Tan SMQ, Chiew Y, Ahmad B, Kadir KA

Nutrients. 2018 Sep 17;10(9). pii: E1315. doi: 10.3390/nu10091315.

Abstract

Tocotrienol-rich vitamin E from palm oil (Tocovid) has been shown to ameliorate diabetes through its superior antioxidant, antihyperglycemic, and anti-inflammatory properties in diabetic rats. This study aimed to investigate the effects of Tocovid on diabetic nephropathy in patients with type 2 diabetes. Baseline parameters of potential subjects such as HbA1c, blood pressure, Advanced Glycation Endproduct (AGE), soluble receptor for AGE (sRAGE), Nε-Carboxymethyllysine (Nε-CML), and Cystatin C were assessed for possible correlation with diabetic nephropathy. Only subjects with diabetic nephropathy or urine microalbuminuria-positive defined as Urine Albumin to Creatinine Ratio (UACR) >10 mg/mmol were recruited into a prospective, randomized, double-blinded, placebo-controlled trial. The intervention group (n = 22) received Tocovid 200 mg twice a day while the control group (n = 23) received placebo twice a day for 8 weeks. Changes in Hemoglobin A1c (HbA1c), blood pressure, serum biomarkers and renal parameters such as UACR, serum creatinine, and estimated Glomerular Filtration Rate (eGFR) were compared between the two groups.
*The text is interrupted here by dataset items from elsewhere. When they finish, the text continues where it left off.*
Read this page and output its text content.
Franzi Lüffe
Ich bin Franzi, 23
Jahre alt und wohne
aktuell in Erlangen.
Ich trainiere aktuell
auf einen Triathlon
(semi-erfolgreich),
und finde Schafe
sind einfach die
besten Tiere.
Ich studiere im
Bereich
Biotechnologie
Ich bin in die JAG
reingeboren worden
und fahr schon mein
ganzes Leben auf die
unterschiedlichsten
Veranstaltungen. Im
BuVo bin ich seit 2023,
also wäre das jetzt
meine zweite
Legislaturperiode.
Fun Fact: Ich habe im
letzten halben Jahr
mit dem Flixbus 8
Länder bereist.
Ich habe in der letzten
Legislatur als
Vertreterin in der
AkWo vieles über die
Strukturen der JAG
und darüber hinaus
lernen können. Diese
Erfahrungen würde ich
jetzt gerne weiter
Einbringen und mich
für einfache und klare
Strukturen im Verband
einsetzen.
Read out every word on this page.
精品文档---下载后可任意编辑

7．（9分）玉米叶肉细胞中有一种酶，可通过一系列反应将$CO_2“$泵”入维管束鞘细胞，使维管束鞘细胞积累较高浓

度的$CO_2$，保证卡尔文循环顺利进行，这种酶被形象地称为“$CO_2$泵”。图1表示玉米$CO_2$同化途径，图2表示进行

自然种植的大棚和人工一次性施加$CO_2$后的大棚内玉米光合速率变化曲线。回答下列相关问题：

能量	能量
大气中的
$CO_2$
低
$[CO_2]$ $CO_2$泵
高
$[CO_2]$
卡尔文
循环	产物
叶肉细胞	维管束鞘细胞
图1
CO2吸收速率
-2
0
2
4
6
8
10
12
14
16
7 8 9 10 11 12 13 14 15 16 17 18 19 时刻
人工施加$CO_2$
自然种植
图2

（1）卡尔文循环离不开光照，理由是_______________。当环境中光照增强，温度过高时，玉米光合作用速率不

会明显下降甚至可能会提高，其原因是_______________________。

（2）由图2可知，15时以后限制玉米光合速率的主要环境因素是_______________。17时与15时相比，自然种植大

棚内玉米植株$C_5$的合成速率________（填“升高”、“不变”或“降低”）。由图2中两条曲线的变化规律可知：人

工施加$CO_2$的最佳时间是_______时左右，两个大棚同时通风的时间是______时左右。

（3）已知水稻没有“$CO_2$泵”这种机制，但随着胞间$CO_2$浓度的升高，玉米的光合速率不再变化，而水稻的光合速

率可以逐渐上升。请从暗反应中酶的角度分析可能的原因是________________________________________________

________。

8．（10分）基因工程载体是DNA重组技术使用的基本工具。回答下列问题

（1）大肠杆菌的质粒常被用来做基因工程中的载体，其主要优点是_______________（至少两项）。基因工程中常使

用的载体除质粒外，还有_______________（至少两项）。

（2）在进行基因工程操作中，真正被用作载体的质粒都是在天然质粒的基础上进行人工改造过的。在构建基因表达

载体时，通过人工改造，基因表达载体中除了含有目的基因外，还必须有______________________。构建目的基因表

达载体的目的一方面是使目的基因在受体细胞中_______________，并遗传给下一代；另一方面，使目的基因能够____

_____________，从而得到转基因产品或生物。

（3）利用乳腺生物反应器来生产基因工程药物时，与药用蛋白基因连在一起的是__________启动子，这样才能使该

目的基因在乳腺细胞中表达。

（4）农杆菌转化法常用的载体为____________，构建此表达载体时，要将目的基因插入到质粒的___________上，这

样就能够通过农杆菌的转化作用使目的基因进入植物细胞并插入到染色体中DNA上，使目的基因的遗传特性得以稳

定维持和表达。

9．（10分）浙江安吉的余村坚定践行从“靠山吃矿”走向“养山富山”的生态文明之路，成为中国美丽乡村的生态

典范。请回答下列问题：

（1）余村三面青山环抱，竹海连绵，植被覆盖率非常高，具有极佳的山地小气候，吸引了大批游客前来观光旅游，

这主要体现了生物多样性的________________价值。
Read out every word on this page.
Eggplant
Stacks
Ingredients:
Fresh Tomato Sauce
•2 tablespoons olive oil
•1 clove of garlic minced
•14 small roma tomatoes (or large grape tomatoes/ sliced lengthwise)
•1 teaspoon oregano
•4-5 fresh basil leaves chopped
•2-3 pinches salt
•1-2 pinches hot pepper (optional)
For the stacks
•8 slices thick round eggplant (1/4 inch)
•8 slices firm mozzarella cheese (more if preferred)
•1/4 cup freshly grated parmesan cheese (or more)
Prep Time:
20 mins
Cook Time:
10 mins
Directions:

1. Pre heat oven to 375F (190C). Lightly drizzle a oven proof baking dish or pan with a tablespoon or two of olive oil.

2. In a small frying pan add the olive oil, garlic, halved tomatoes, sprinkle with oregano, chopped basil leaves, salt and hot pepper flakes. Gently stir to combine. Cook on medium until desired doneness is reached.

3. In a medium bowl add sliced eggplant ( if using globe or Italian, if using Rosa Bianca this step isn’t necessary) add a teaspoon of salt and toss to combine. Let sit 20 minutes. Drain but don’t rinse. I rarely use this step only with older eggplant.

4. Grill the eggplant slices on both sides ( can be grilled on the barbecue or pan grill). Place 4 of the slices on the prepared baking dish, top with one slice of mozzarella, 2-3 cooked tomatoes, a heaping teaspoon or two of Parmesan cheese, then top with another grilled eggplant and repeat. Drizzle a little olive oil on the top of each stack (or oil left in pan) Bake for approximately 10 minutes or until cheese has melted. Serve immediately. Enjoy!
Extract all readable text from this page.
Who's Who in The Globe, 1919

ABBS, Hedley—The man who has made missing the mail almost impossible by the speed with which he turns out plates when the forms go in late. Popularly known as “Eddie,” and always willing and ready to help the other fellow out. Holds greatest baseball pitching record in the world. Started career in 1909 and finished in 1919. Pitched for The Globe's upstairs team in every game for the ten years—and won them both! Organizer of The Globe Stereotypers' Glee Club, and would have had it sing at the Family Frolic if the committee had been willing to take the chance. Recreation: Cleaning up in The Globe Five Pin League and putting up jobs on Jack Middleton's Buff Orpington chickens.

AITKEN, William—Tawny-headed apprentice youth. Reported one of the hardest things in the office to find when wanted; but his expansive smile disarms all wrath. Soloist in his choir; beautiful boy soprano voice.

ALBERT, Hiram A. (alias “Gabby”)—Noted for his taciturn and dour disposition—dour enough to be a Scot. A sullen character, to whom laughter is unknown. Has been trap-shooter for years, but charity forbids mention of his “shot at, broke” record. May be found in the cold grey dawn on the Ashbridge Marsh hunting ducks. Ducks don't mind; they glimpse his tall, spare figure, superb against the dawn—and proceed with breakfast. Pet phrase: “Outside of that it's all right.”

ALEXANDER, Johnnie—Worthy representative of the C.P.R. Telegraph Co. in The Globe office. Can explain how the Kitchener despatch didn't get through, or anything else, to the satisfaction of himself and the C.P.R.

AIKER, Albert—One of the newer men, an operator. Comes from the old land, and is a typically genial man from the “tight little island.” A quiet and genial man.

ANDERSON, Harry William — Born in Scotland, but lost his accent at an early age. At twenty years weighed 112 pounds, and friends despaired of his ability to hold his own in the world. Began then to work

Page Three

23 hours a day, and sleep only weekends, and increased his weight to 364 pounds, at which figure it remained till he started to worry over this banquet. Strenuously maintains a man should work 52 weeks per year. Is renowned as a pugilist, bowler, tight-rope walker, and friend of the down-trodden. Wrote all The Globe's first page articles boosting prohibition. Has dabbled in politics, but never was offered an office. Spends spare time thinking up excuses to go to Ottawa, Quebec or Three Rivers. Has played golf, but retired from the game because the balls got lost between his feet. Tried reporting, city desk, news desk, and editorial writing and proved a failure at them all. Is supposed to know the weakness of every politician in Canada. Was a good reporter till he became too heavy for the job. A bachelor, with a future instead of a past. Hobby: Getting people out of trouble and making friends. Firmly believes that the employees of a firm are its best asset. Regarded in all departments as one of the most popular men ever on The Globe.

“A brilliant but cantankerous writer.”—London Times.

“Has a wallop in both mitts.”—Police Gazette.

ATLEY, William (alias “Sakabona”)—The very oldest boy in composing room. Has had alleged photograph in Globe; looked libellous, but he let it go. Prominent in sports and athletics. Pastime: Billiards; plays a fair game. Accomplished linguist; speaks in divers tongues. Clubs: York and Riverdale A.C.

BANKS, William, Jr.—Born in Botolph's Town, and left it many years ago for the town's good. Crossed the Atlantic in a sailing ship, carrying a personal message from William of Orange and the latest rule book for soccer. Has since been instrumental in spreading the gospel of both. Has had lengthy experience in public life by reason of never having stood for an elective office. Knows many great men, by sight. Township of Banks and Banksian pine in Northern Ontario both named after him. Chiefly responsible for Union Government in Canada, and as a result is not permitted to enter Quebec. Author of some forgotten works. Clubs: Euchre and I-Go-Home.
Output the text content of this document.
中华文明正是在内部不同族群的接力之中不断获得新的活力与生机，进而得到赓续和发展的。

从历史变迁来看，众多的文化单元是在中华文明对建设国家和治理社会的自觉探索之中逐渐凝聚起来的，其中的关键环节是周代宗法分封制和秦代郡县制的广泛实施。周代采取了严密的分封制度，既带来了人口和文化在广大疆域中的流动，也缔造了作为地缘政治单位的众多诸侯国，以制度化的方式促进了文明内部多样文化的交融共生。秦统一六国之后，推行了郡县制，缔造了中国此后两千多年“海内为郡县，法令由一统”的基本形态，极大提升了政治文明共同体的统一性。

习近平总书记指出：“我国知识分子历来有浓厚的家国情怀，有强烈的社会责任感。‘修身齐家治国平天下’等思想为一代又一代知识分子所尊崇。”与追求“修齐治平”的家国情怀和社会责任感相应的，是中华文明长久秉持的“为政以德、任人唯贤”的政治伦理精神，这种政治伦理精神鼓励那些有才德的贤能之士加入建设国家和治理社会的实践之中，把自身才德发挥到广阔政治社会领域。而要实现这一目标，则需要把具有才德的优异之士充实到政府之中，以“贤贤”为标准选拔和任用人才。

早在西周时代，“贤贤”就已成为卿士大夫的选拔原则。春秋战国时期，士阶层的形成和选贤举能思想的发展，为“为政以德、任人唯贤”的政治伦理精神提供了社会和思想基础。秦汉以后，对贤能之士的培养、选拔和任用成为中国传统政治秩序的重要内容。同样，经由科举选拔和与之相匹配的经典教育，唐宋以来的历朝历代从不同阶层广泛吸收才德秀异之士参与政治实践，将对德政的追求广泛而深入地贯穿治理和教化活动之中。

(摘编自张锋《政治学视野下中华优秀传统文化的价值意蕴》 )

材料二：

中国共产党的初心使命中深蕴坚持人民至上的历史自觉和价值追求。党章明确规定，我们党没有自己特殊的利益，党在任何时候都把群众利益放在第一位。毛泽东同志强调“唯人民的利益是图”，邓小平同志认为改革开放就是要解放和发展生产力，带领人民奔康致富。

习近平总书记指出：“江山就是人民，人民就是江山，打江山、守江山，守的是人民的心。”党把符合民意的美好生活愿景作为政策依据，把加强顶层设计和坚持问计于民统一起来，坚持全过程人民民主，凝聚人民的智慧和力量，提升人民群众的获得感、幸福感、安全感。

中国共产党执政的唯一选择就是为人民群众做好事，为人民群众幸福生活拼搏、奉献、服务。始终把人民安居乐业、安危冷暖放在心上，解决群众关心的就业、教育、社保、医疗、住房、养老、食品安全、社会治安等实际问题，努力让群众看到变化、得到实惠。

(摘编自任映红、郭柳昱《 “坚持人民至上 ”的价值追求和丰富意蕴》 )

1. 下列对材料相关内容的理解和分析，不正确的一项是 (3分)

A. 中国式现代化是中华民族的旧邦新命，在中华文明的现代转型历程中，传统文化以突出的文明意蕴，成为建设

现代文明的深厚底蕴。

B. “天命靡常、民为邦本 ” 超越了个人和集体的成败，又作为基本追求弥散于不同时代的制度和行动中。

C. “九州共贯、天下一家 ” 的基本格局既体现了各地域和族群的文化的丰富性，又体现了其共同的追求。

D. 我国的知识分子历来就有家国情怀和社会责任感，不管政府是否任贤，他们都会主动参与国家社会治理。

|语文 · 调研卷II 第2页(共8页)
It was found that serum Nε-CML significantly correlated to the severity of microalbuminuria. For every 1 ng/mL increase in serum Nε-CML, the odds of diabetic nephropathy increased by 1.476 times. Tocovid, compared to placebo, significantly reduced serum creatinine but not eGFR, UACR, HbA1c, blood pressure, and serum biomarkers. In conclusion, serum Nε-CML is a potential biomarker for diabetic nephropathy. Treatment with Tocovid significantly reduced serum creatinine; therefore Tocovid may be a useful addition to the current treatment for diabetic nephropathy.